USS Mahogany (AN-23/YN-18) was an Aloe-class net laying ship which was assigned to serve the U.S. Navy during World War II with her protective anti-submarine nets.

==Built at Cleveland, Ohio==
Mahogany (YN 18) was laid down 18 October 1940 by the American Shipbuilding Company, Cleveland, Ohio; launched 13 February 1941; and commissioned 22 December 1942.

==World War II service==
Shortly after commissioning and sea trials, Mahogany reported to Argentia, Newfoundland. There she conducted net tending, rescue, and icebreaking operations through 1943. On 20 January 1944 she was redesignated AN-23.

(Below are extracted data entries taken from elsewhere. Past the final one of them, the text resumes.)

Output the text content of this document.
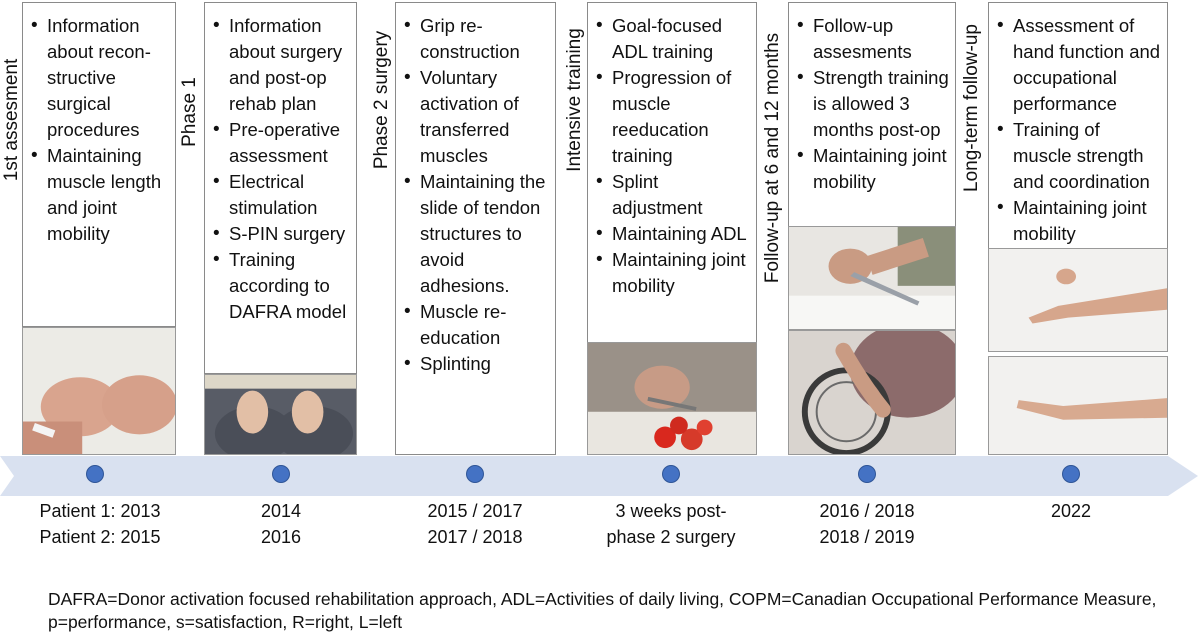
1st assesment
• Information about recon-structive surgical procedures
• Maintaining muscle length and joint mobility
Phase 1
• Information about surgery and post-op rehab plan
• Pre-operative assessment
• Electrical stimulation
• S-PIN surgery
• Training according to DAFRA model
Phase 2 surgery
• Grip re-construction
• Voluntary activation of transferred muscles
• Maintaining the slide of tendon structures to avoid adhesions.
• Muscle re-education
• Splinting
Intensive training
• Goal-focused ADL training
• Progression of muscle reeducation training
• Splint adjustment
• Maintaining ADL
• Maintaining joint mobility
Follow-up at 6 and 12 months
• Follow-up assesments
• Strength training is allowed 3 months post-op
• Maintaining joint mobility	Long-term follow-up
•	Assessment of hand function and occupational performance
• Training of muscle strength and coordination
• Maintaining joint mobility
Patient 1: 2013
Patient 2: 2015
2014
2016
2015 / 2017
2017 / 2018
3 weeks post-
phase 2 surgery
2016 / 2018
2018 / 2019
2022
DAFRA=Donor activation focused rehabilitation approach, ADL=Activities of daily living, COPM=Canadian Occupational Performance Measure, p=performance, s=satisfaction, R=right, L=left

Four months later, having received additional armament and equipment, she was assigned to the U.S. Pacific Fleet. She completed passage through the Panama Canal 14 July and continued on to San Diego, California, for further exercises. Arriving Pearl Harbor in August, she soon steamed westward; and, from 14 September into March 1945, she laid and tended torpedo nets, moorings and buoys, and participated in various towing, salvage and demolition operations in the central Pacific Ocean.

By April, Mahogany had moved to the western Pacific Ocean for the invasion of Okinawa. She operated with minecraft during the 82 day campaign, 1 April to 21 July, and then remained in the Okinawa Gunto area until after the end of the war.

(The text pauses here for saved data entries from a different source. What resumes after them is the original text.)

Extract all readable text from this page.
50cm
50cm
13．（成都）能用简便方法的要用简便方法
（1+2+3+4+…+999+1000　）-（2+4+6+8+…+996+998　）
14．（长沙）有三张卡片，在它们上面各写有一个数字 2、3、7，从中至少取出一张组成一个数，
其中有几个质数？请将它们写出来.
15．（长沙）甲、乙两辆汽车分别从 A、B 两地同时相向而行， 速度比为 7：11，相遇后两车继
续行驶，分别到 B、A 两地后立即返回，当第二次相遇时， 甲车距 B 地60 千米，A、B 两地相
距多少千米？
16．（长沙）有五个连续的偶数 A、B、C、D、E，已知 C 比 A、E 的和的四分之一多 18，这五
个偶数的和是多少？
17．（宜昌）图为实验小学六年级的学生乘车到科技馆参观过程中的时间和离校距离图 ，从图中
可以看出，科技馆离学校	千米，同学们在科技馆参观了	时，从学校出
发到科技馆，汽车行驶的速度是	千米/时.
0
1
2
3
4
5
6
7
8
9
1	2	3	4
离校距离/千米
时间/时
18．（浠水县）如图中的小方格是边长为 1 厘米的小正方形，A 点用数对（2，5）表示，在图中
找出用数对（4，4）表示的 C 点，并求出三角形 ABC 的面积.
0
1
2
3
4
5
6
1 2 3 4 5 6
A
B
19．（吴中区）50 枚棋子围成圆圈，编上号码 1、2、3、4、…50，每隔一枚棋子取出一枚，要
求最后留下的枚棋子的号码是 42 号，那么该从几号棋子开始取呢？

==Shipwrecked in a typhoon==
On 14 September 1945 Mahogany. caught in a typhoon, grounded on a reef in Buckner Bay. She was towed to Guam for repairs, but these promised to be so extensive that she was scrapped. After salvageable equipment had been removed, she decommissioned and her hulk was destroyed 19 April 1946 at Guam.

==Honors and awards==
Mahogany received one battle star for her participation in the Okinawa Gunto operation.